Я не спеша качусь на моём старом «Урале» по старой пыльной дороге. Дачи, дачи, дачи, Москва далеко, несколько десятков километров отделяет меня от шумных и бурлящих улиц, уютных арбатских двориков и прохладных бульваров. Немного проржавленный звонок на руле хрипловато позванивает на каждой кочке. Слева покосившийся забор, обвитый плющом с большими розовыми цветами, справа канава, из которой неприветливо торчат головы крапивы и полыни. Жара. Далеко впереди я вижу Сашку, который яростно крутит педали своего «Школьника», я вижу, как блестят его катафоты в дрожащей от зноя дымке. Над нами бездонное голубое небо, в воздухе тяжело от парящих июльских ароматов. На руле болтается бидон, за моей спиной две телескопические удочки с красивыми самодельными поплавками, рюкзак с обедом (треугольный пакет молока, бутерброды с колбасой, банка бычков в томатном соусе и две пластинки апельсиновой жвачки с Незнайкой на обёртке), радиоприёмник «Турист», громоздкий фотоаппарат «Киев-4», консервная банка с червями, аптечка, в которой у меня лежали запасные крючки, нарубленные пластинки свинца для грузил, несколько мотков разной лески и, конечно же, набор стандартных неуклюжих пластмассовых поплавков. В аптечке давно не водились ни зелёнка, ни бинты, ни какие-то лекарства, зато всегда в наличии пара широких роликов с плёнкой. Что ж, наверное, я безответственный папаша, думается мне; вдыхаю безумную сумасшедшую смесь дачных ароматов, любуюсь тяжёлой синевой неба. Где-то высоко летают ласточки. Ни ветерка. Забор кончается, начинается лес, я ориентируюсь на ярко-жёлтую майку Сашки впереди. Лес одурманивает своими запахами. Сладковато-едкий багульник, терпкая ель. Знакомый муравейник, усыпанный старыми сосновыми иголками. Мне жарко даже в мягкой прохладе леса, я утираю пот тыльной стороной ладони со лба. Уже скоро. Изумрудные стрекозы стерегут своё болото, я еду мимо, вслушиваясь в их мерное жужжанье. На мне дырявая белая майка и обрезанные до шорт джинсы, на ногах кеды.
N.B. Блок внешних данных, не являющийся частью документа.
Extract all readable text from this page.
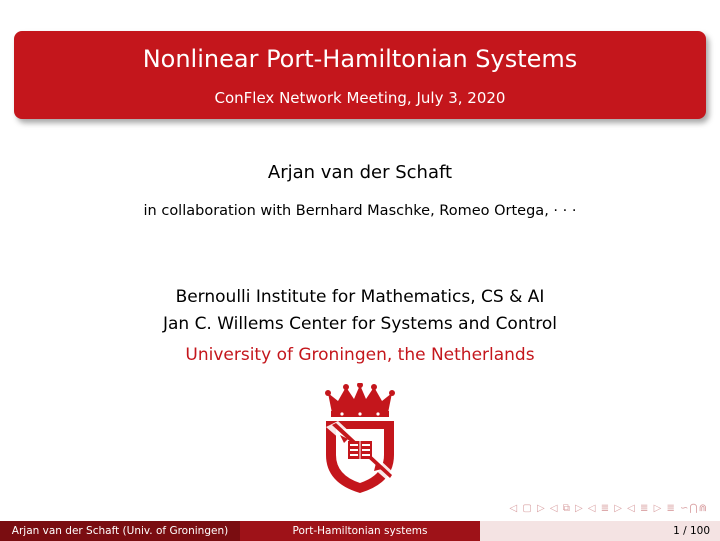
Nonlinear Port-Hamiltonian Systems
ConFlex Network Meeting, July 3, 2020
Arjan van der Schaft
in collaboration with Bernhard Maschke, Romeo Ortega, · · ·
Bernoulli Institute for Mathematics, CS & AI
Jan C. Willems Center for Systems and Control
University of Groningen, the Netherlands
◁ ▢ ▷ ◁ ⧉ ▷ ◁ ≣ ▷ ◁ ≣ ▷ ≣ ∽⋂⋒
Arjan van der Schaft (Univ. of Groningen)	Port-Hamiltonian systems	1 / 100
Сашка ждёт меня у опушки. На руле у него болтается маленький двухлитровый бидончик с царапинами на эмалированном боку, когда-то я ходил с ним за квасом. Останавливаю свой «Урал», смотрю на него. Кучерявая белобрысая голова, громадные голубые глаза, крупные, чуть неровные белые зубы. На носу веснушки. Он мне так напоминает меня самого двадцать пять лет назад. Точная копия.
– Пап, ну ты что так долго?! – недовольно говорит он. – Там без нас всю рыбу переловят! Давай наперегонки?!
Он сама серьёзность. Я соглашаюсь. До реки остаётся совсем немного, вниз с опушки в овраг, далее вверх, потом через пасеку деда Василия, и вот она, река!
– На счёт! – киваю я.
Он несётся вниз, бешено крутя педали, я, конечно же, пропускаю его вперёд, по узкой тропинке, задыхаясь от пыли, которую он только что поднял. В конце оврага Сашка ловко соскакивает со своего «школьника», оборачивается на какую-то долю секунды на меня и стремительно начинает толкать его в гору. Мне б его энергию! Я тем не менее тоже доезжаю до начала подъёма, и веду свой «Урал» вверх. Скрипит несмазанная цепь. В голове пустота. Выходные. Последние выходные с Сашкой. Сашка – мой сын. Ему семь. Он самый лучший ребёнок на свете, в этом я уверен на все сто. Он быстрее всех в классе умеет читать, собирает кубик Рубика, выписывает «Юный механик», ходит в шахматный кружок и всерьёз интересуется фотографией. Что ж, последнее я могу сказать, моя заслуга. Дома у Сашки лежит подаренный мной новенький «ФЭД» и два десятка роликов с надписью «Свема 64». И ещё я для него самый лучший папа. Жаль, что с его мамой мы развелись, но зато с Сашкой видимся почти каждые выходные. Люба живёт сейчас с другим мужчиной, которого Сашка никогда не будет называть папой. Он работает инженером. Я фотограф. Завтра я улетаю в долгую командировку. Фотографировать строительство БАМа. А сейчас я с Сашкой, и только с ним. Он же на следующей неделе улетает в «Артек», не зря учился на круглые пятёрки целый год.
Сын уже далеко, почти в конце просеки. Задумчивые липы склонили свои головы к ароматным ульям, я изображаю спешку, сам же витаю где-то далеко. У одного из таких ульев мне машет рукой человек в шляпе с сеткой. Это дядя Василий. Я улыбаюсь, машу ему в ответ.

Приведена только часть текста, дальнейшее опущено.